Le licenciement est irrégulier si l'employeur n'a pas respecté le formalisme prévu par la loi, mais que cet irrespect n'est pas considéré comme suffisant par le tribunal pour remettre en cause le licenciement en soi.

En cas de licenciement injustifié ou irrégulier, le salarié a droit à des dommages et intérêts complémentaires à l'indemnité de licenciement.

Remarque : le licenciement injustifié ou irrégulier est le cas de licenciement abusif le plus souvent rencontré.

Que faire en cas de licenciement injustifié ?

Le salarié qui s'estime victime d'un licenciement injustifié ou licenciement abusif doit saisir les Prud'hommes dans un délai de trois mois.

Il faut monter un dossier solide, en étayant au maximum ce qui est avancé : par exemple un commercial à qui il est reproché de ne pas avoir tenu ses objectifs de vente pourra faire état d'une récession dans son secteur pour démontrer que la non-atteinte des objectifs ne lui est pas personnellement imputable mais résulte de la conjoncture économique.

Le juge pourra, si l'employeur et le salarié en sont d'accord, proposer la réintégration du salarié.

Dans le cas contraire, l'indemnité usuelle est de six mois de salaire (pour un salarié d'au moins deux ans d'ancienneté dans une entreprise d'au moins onze salariés) - le juge pourra cependant accorder une somme supérieure lorsque le salarié peut justifier d'un préjudice particulier à la suite de son licenciement injustifié.

A savoir : cette indemnité vient en sus de l'indemnité de licenciement auquel le salarié a droit par ailleurs (indemnité légale de licenciement, ou indemnité prévue par la convention collective si elle est plus favorable que l'indemnité légale de licenciement).

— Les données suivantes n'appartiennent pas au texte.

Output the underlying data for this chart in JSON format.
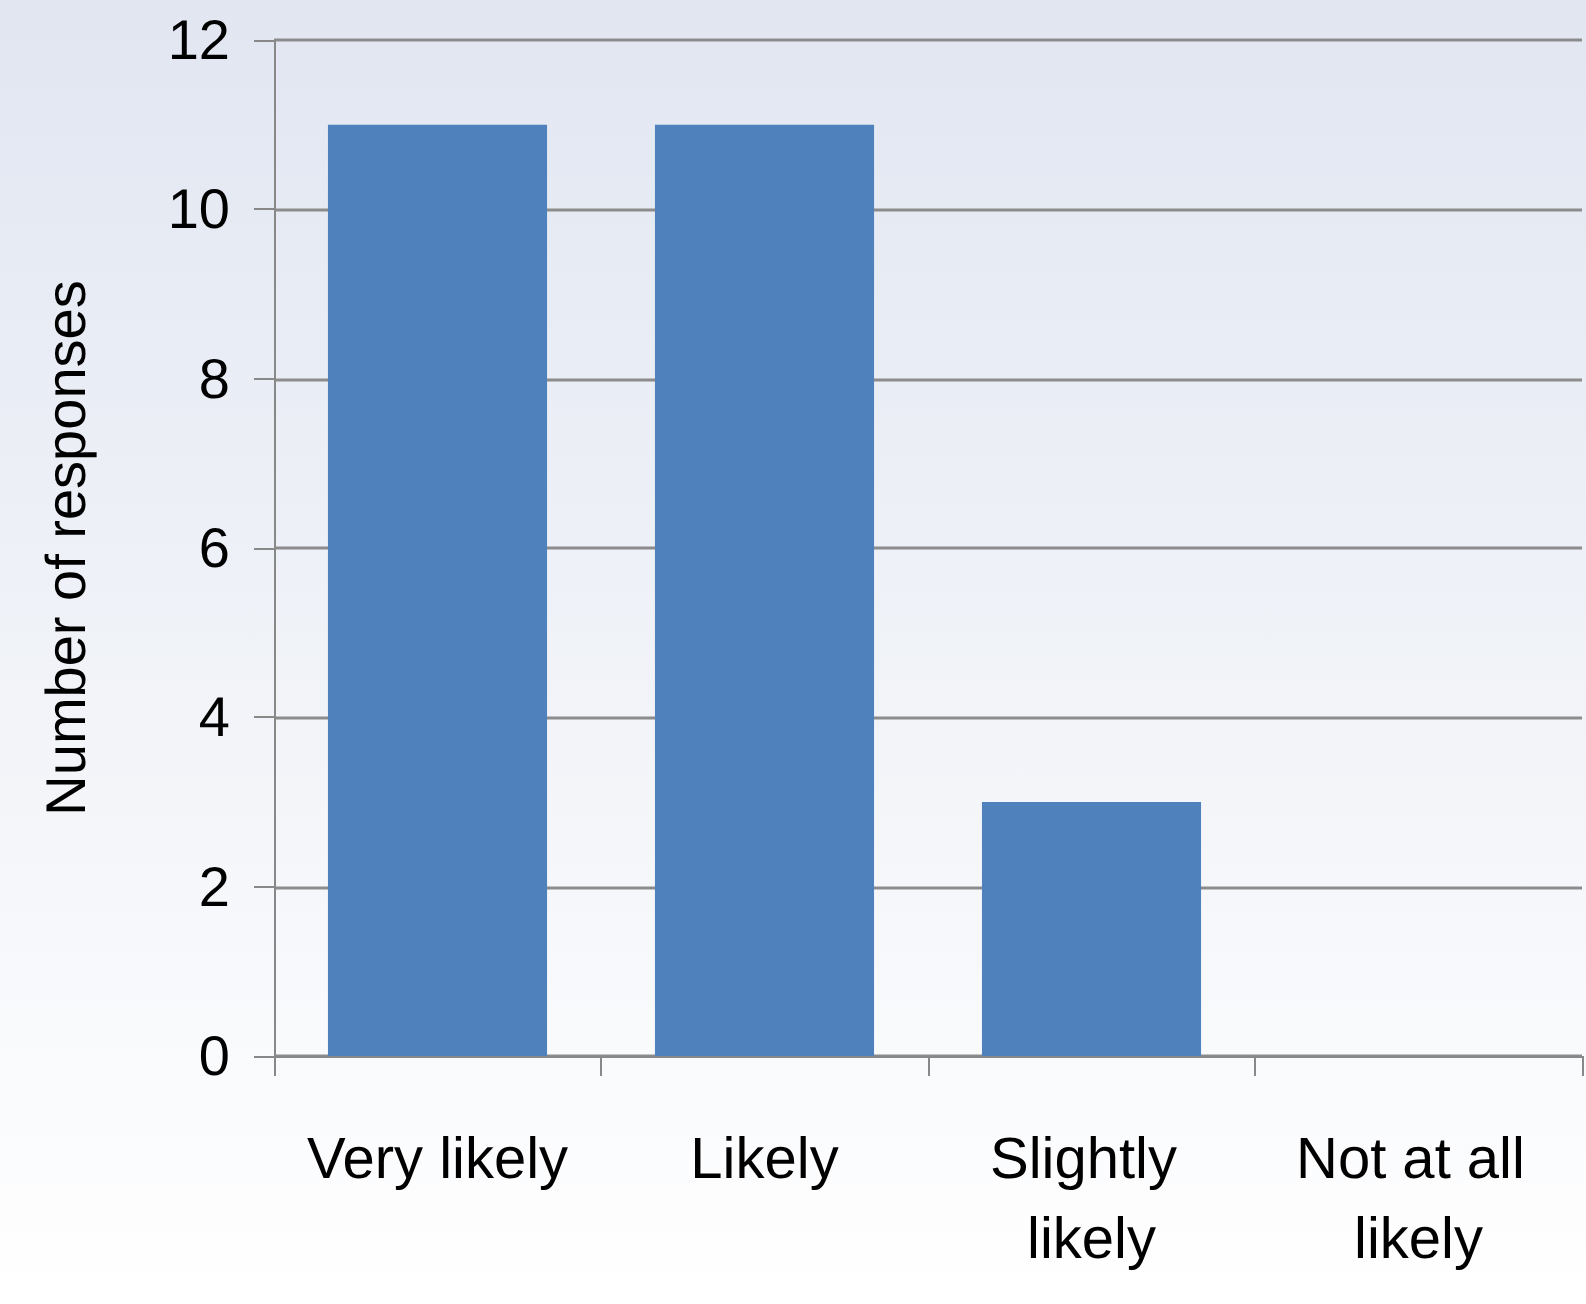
{
  "chart_data": {
    "type": "bar",
    "ylabel": "Number of responses",
    "categories": [
      "Very likely",
      "Likely",
      "Slightly likely",
      "Not at all likely"
    ],
    "values": [
      11,
      11,
      3,
      0
    ],
    "color": "#4f81bd",
    "ylim": [
      0,
      12
    ],
    "yticks": [
      0,
      2,
      4,
      6,
      8,
      10,
      12
    ],
    "grid": "y"
  }
}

Que faire en cas de licenciement irrégulier ?

Le salarié qui s'estime victime d'un licenciement irrégulier doit là aussi saisir les prud'hommes dans un délai de trois mois. Le dossier est relativement facile à établir, puisqu'il suffit de caractériser l'irrégularité (par exemple le non-respect du délai de convocation à l'entretien préalable).

Le montant de l'indemnité effective sera fixée par le juge, dans la limite d'un plafond d'un mois de salaire.